После нескольких мощных толчков Серж легонько застонал.
– Я же просила, – взвизгнула Вера.
– Так родители, так покрывало, так ковер, – защищался Серж.
Снова свистнула молния.
– Станция депо, – произнесла девушка.
– Ничего страшного, я тебя люблю…
Прощаясь с Ромой и Олегом, я старался не выдавать своего волнения, хотя бесы рвали меня в сторону Сережиного дома. Отмахав полквартала, я отдышался и набрал номер телефона.
– Сергунь, ты где? У себя? А пыхнуть не желаешь? – Я старался говорить как можно беззаботнее. – Я тут мимо твоего дома прохожу.
– А у тебя есть? Конечно, старик, заходи, – он несказанно обрадовался халяве.
Когда я поднялся по лестнице на пятый этаж в его «хрущобе», Сержик услышал мои шаги. Он возник в дверном проеме и картинно протянул мне навстречу руки. Я даже не рассмотрел его лица и с полуметра ударил правым крюком, разворачивая корпус вправо, и вкладывая в удар все мои девяносто килограммов. Так не бьют на ринге, чтобы не поймать удар навстречу, но здесь ждать сдачи не приходилось. Его переносица приняла на себя все: он ударился об дверь и начал оседать назад. В этот момент я со всей дури ударил его ногой снизу вверх и попал в горло. Он снова ударился об дверь, что-то буркнул и опрокинулся на спину. Мелькнула мысль, что он мертв, и я ничего в этот момент не почувствовал.

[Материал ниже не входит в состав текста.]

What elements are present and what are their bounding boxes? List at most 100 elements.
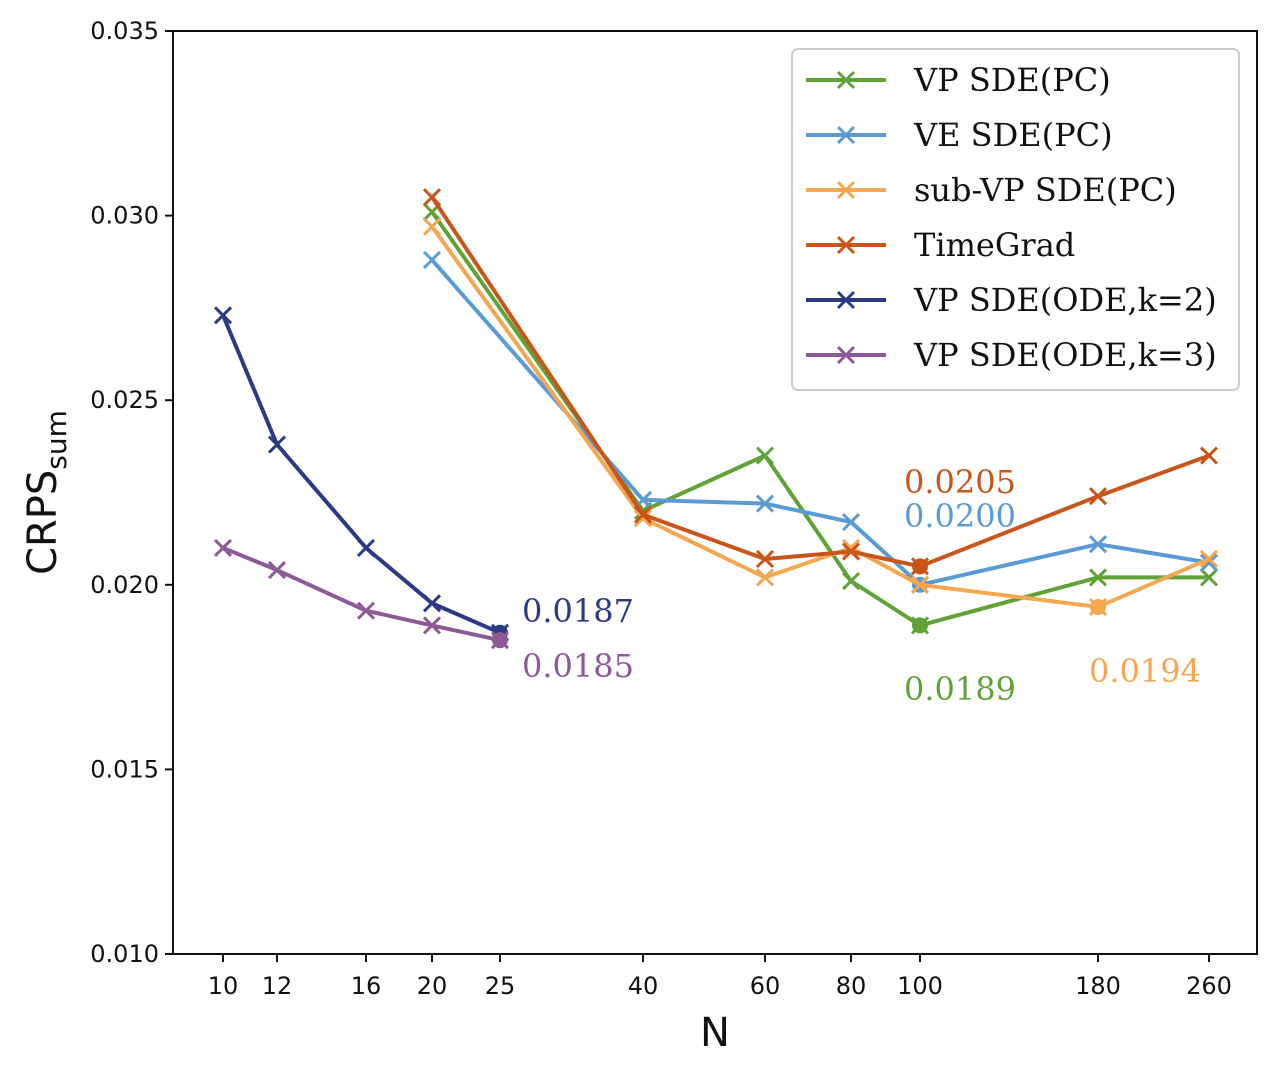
data-point <box>267 435 287 454</box>
marker-stroke <box>213 306 233 325</box>
data-point <box>755 494 775 513</box>
value-annotation: 0.0205 <box>904 463 1016 501</box>
data-point <box>213 306 233 325</box>
x-tick-label: 20 <box>417 972 448 1000</box>
y-tick-label: 0.035 <box>90 17 159 45</box>
x-axis-title: N <box>700 1010 730 1056</box>
plot-frame <box>172 30 1258 955</box>
marker-stroke <box>1088 487 1108 506</box>
legend-label: VP SDE(ODE,k=3) <box>913 336 1217 374</box>
x-tick-label: 25 <box>485 972 516 1000</box>
marker-stroke <box>267 435 287 454</box>
data-point <box>213 538 233 557</box>
x-tick-label: 180 <box>1075 972 1121 1000</box>
marker-stroke <box>841 512 861 532</box>
data-point <box>422 616 442 635</box>
legend-label: sub-VP SDE(PC) <box>914 171 1177 209</box>
marker-stroke <box>836 235 856 255</box>
marker-stroke <box>836 345 856 365</box>
x-tick-label: 40 <box>628 972 659 1000</box>
marker-stroke <box>910 575 930 594</box>
data-point <box>841 542 861 561</box>
legend-marker <box>836 290 856 310</box>
marker-stroke <box>422 188 442 207</box>
legend-frame <box>791 48 1240 391</box>
value-annotation: 0.0187 <box>522 592 634 630</box>
legend-marker <box>836 235 856 255</box>
legend-item: VP SDE(ODE,k=3) <box>806 336 1217 374</box>
series-line <box>222 546 501 643</box>
marker-stroke <box>633 509 653 528</box>
best-point <box>1090 598 1106 615</box>
y-tick-label: 0.010 <box>90 940 159 968</box>
data-point <box>633 509 653 528</box>
marker-stroke <box>755 446 775 465</box>
value-annotation: 0.0194 <box>1089 652 1201 690</box>
series-layer <box>213 188 1219 650</box>
value-annotation: 0.0189 <box>904 670 1016 708</box>
legend-label: VE SDE(PC) <box>913 116 1113 154</box>
marker-stroke <box>422 217 442 236</box>
data-point <box>1199 553 1219 572</box>
series-line <box>221 314 501 635</box>
value-annotation: 0.0200 <box>904 497 1016 535</box>
x-tick-label: 16 <box>351 972 382 1000</box>
marker-stroke <box>836 180 856 200</box>
series-5 <box>213 306 510 642</box>
marker-stroke <box>755 568 775 587</box>
x-tick-label: 80 <box>836 972 867 1000</box>
data-point <box>1088 568 1108 587</box>
legend-item: VE SDE(PC) <box>806 116 1113 154</box>
x-tick-label: 12 <box>262 972 293 1000</box>
data-point <box>422 188 442 207</box>
data-point <box>1199 446 1219 465</box>
marker-stroke <box>1199 446 1219 465</box>
marker-stroke <box>633 505 653 524</box>
best-point <box>912 617 928 634</box>
marker-stroke <box>1088 535 1108 554</box>
data-point <box>1199 549 1219 569</box>
marker-stroke <box>213 538 233 557</box>
x-tick-label: 60 <box>750 972 781 1000</box>
data-point <box>1088 535 1108 554</box>
legend-label: TimeGrad <box>914 226 1075 264</box>
data-point <box>841 572 861 591</box>
value-annotation: 0.0185 <box>522 647 634 685</box>
legend-marker <box>836 180 856 200</box>
data-point <box>356 538 376 557</box>
marker-stroke <box>836 70 856 90</box>
marker-stroke <box>1199 568 1219 587</box>
y-tick-label: 0.025 <box>90 386 159 414</box>
y-axis-title: CRPSsum <box>20 410 73 575</box>
series-1 <box>422 202 1219 635</box>
data-point <box>1088 487 1108 506</box>
marker-stroke <box>841 542 861 561</box>
marker-stroke <box>841 572 861 591</box>
marker-stroke <box>356 601 376 620</box>
x-tick-label: 100 <box>897 972 943 1000</box>
y-tick-label: 0.030 <box>90 202 159 230</box>
x-tick-label: 260 <box>1186 972 1232 1000</box>
data-point <box>422 217 442 236</box>
data-point <box>755 568 775 587</box>
marker-stroke <box>1199 553 1219 572</box>
data-point <box>910 575 930 594</box>
best-point <box>912 558 928 575</box>
series-6 <box>213 538 510 650</box>
legend-label: VP SDE(ODE,k=2) <box>913 281 1217 319</box>
legend-marker <box>836 125 856 145</box>
axes: 0.010 0.015 0.020 0.025 0.030 0.035 10 12 16 20 25… <box>20 17 1258 1056</box>
data-point <box>356 601 376 620</box>
marker-stroke <box>836 125 856 145</box>
legend-item: sub-VP SDE(PC) <box>806 171 1177 209</box>
series-4 <box>422 188 1219 576</box>
marker-stroke <box>755 549 775 569</box>
best-point <box>492 632 508 649</box>
legend-item: VP SDE(ODE,k=2) <box>806 281 1217 319</box>
legend-item: VP SDE(PC) <box>806 61 1111 99</box>
data-point <box>755 446 775 465</box>
legend-marker <box>836 345 856 365</box>
data-point <box>422 250 442 269</box>
legend-item: TimeGrad <box>806 226 1075 264</box>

Я за шиворот втащил его тело в прихожую и закрылся на два замка. В квартире никого не было, и только Мик Джаггер тихонько подвывал из динамиков.
Кровь текла из носа Сержика на черную футболку с крестами. Я все-таки хотел его связать, но не нашел в ящике с инструментами ни скотча, ни веревки. Только две отвертки, молоток для отбивки мяса и старый ремень с надписью love на пряжке. Тогда я сходил на кухню, набрал воды в чашку и выплеснул в пострадавшее лицо. Он подпрыгнул, словно я пощекотал ему пятки.
– Где труба? – спросил я со всей строгостью.
– Какая труба?
Я ожидал именно такого ответа, и сразу же ударил его молотком по лицу. Я хотел быть жестоким, но рука сама отвернула удар в щеку. Он заорал, как раненый фламинго, и мне пришлось душить его подушкой.
– Труба Олежки Фонарева, которую ты сегодня днем украл из магазина, – рычал я, навалившись на него всем телом. – Не говори, что не брал. Сейчас я тебе по-настоящему все зубы выбью.
– Егорша, я ее случайно в карман сунул, – стонал он, как только я отложил подушку в сторону. – Случайно, по запаре, понимаешь? Я как раз вернуть хотел, а тут ты пришел.